Weak Hamiltonian, CP Violation and Rare Decays
Andrzej J. Buras
TL;DR
The work develops a detailed framework for weak decays of mesons using the operator product expansion and renormalization-group methods, yielding a robust separation between short-distance Wilson coefficients $C_i(\mu)$ and long-distance matrix elements $\langle Q_i(\mu)\rangle$. It covers leading and next-to-leading order QCD corrections, including operator mixing, anomalous dimensions, and the treatment of gamma5 in D-dimensions and evanescent operators, culminating in explicit results for current-current, penguin, and box contributions.
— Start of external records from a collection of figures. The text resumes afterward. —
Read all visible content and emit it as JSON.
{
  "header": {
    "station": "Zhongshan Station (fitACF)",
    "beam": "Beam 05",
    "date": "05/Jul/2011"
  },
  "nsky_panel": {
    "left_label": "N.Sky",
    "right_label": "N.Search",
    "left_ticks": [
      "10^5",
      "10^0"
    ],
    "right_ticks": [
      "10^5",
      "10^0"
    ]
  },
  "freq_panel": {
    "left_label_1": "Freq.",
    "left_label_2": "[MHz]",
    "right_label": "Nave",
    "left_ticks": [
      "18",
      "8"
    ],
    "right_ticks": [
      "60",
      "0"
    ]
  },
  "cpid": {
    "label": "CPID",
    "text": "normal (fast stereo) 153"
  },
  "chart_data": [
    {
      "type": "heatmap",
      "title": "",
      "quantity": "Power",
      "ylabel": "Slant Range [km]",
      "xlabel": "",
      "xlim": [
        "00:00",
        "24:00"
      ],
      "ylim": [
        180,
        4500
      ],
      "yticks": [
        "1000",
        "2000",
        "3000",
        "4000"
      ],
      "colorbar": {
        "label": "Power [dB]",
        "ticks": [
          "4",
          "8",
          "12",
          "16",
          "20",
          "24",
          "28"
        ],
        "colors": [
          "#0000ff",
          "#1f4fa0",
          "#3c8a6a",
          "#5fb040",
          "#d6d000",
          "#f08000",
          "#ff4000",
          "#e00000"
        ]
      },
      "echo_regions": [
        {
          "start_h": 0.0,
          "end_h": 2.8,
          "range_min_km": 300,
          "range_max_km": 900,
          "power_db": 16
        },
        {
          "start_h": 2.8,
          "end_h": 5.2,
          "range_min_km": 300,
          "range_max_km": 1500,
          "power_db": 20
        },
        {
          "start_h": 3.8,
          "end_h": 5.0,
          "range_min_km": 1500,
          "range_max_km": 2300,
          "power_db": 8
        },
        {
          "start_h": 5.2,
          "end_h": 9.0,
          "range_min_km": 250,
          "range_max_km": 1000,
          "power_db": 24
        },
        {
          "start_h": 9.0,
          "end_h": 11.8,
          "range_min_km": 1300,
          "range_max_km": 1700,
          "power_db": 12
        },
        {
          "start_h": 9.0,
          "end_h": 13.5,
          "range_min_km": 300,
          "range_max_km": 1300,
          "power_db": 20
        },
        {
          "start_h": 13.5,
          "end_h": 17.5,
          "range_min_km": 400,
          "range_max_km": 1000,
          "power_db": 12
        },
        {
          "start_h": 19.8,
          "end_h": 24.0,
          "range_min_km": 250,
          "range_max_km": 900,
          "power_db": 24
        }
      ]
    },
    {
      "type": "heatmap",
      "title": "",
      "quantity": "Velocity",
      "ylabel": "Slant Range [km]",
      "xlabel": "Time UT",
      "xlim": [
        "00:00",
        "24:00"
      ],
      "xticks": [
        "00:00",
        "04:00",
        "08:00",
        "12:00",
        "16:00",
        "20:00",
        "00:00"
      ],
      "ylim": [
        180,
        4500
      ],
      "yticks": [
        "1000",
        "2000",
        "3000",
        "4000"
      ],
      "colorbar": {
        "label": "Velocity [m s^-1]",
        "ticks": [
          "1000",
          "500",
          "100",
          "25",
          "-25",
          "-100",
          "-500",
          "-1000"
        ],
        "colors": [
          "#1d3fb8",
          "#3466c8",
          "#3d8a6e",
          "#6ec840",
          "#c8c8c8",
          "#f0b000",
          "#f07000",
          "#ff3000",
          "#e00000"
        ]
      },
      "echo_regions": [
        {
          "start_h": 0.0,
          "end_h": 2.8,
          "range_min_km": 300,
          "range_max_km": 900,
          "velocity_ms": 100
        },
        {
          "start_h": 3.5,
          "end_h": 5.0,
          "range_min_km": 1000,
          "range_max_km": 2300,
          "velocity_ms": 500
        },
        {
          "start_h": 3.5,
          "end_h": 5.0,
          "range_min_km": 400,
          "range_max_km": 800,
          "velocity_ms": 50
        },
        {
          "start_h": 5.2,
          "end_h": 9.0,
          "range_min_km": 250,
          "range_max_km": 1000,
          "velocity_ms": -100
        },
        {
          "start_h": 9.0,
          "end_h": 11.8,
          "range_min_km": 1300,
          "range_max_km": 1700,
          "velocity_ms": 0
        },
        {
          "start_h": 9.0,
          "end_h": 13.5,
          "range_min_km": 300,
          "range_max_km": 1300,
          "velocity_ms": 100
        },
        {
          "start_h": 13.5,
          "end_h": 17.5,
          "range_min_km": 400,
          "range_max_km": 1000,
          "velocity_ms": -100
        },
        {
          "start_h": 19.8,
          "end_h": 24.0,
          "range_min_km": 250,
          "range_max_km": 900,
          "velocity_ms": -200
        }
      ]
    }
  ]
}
The text then applies this formalism to important phenomenological topics such as CKM parameters, CP violation, and rare decays like $B\to X_s\gamma$ and $K\to \pi\nu\bar{\nu}$, highlighting the predictive power and remaining nonperturbative uncertainties in hadronic matrix elements. The overall aim is to enable precise tests of the Standard Model flavor sector and to provide tools for probing new physics through weak decays, with careful attention to scale and scheme dependences and their cancellations in physical amplitudes.
Abstract
These lectures describe in detail the effective Hamiltonians for weak decays of mesons constructed by means of the operator product expansion and the renormalization group method. We calculate Wilson coeffcients of local operators, discuss mixing of operators under renormalization, the anomalous dimensions of operators and anomalous dimension matrices. We elaborate on the renormalzation scheme and renormalization scale dependences and their cancellations in physical amplitudes. In particular we discuss the issue of gamma-5 in D-dimensions and the role of evanescent operators in the calculation of two-loop anomalous dimensions. We present an explicit calculation of the 6 times 6 one-loop anomalous dimension matrix involving current-current and QCD-penguin operators and we give some hints how to properly calculate two-loop anomalous dimensions of these operators. In the phenonomenological part of these lectures we discuss in detail: CKM matrix, the unitarity triangle and its determination, two-body non-leptonic B-decays and the generalized factorization, the ratio epsilonprime/epsilon, B to X_s gamma, K^+ to pi^+ nu barnu, K_L to pi^0 nu barnu, B to X_s nu barnu, B_s to mu bar mu and some aspects of CP violation in B-decays.